Several issues needed to be addressed in order to realize the vaccine. A vector is absolutely needed, since RNA cannot enter cells alone and is quickly degraded once injected. Luckily enough, research on delivery of nucleic acids with LNP started well before the appearance of COVID-19.
The first problem addressed was the individuation of a method to load LNP with nucleic acids. LNP are made by fats and phospholipids and have a hydrophobic (oil-like) interior. As a consequence, they are unable to include a molecule strongly negatively charged, and hence hydrophilic, as RNA. The solution was to used positively charged lipids to neutralize the RNA charge and make it hydrophobic. In this way it was possible to include the RNA/cationic lipid complex in the core of LNP.
This however generated another problem: now the nanoparticles, enriched with the positively charged lipids, had a positive charge and it was well known that positively charged nanoparticles had unfavorable biocompatibility and biodistribution. Positively charged lipids were hence substituted with ionizable lipids. These are positively charged at pH 5, where the LNP are prepared, but they are neutral at pH 7.2, which is the typical condition of living organisms. In this way it was possible to obtain neutral lipid nanoparticles loaded with nucleic acids.

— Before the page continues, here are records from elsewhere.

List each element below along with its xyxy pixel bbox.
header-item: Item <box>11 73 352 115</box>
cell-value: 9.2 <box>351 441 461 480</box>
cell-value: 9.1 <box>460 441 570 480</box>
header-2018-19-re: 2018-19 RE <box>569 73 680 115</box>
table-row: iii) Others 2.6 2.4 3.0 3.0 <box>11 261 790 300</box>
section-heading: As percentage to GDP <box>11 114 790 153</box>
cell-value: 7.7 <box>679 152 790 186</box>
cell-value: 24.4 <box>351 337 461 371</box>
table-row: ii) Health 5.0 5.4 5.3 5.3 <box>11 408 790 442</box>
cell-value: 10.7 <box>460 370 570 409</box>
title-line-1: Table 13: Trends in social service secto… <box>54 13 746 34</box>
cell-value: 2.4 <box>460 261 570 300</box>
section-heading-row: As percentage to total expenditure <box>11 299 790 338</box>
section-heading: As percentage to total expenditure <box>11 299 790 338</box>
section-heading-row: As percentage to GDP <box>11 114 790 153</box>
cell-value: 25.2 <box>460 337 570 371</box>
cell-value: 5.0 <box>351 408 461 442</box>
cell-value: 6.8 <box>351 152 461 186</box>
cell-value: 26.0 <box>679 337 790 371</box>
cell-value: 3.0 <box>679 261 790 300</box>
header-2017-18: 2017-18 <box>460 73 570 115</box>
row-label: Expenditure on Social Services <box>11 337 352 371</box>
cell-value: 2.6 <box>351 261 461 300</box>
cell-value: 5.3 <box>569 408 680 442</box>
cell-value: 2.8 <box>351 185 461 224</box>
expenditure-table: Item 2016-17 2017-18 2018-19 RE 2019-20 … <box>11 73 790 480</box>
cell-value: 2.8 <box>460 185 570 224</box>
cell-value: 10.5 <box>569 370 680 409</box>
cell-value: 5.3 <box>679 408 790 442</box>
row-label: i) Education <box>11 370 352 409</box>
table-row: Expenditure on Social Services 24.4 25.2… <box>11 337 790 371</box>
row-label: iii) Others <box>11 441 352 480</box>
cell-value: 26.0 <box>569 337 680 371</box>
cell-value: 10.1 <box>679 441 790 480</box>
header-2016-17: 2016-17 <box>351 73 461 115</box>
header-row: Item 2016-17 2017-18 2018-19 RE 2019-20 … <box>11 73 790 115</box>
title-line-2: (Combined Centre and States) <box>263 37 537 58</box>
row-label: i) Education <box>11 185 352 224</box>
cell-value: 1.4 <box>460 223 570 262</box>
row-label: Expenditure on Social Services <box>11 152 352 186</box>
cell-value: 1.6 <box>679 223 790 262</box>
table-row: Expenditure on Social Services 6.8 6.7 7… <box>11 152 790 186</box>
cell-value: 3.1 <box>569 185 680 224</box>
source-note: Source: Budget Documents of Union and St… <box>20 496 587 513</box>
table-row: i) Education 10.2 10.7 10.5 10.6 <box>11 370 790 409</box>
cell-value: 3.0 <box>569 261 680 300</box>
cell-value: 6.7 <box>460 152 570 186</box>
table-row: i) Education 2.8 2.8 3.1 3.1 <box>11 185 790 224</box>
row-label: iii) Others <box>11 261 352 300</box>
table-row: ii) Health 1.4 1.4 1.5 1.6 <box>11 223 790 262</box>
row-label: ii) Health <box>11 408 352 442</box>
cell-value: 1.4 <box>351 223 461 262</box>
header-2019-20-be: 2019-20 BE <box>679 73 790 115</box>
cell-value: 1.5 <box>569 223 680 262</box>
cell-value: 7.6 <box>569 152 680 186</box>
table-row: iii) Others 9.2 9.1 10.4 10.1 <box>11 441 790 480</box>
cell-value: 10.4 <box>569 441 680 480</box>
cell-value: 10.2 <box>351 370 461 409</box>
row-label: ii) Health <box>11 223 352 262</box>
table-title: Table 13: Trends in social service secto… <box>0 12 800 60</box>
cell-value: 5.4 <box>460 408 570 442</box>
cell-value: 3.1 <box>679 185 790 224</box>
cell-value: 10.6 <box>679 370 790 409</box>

The last problem regarded long term stability. Indeed, nanoparticles are intrinsically unstable, in particular when they are not charged, and tend to aggregate. To prevent this, LNP were coated with neutral and well water-soluble polymer, poly(ethylene glycol) (PEG). PEG maintains the nanoparticles suspended in the injectable preparation and in the biological fluids after injection. However, it can also prevent the nanoparticles to enter the cells. So, the amount of PEG on the surface of the particles must be carefully dosed.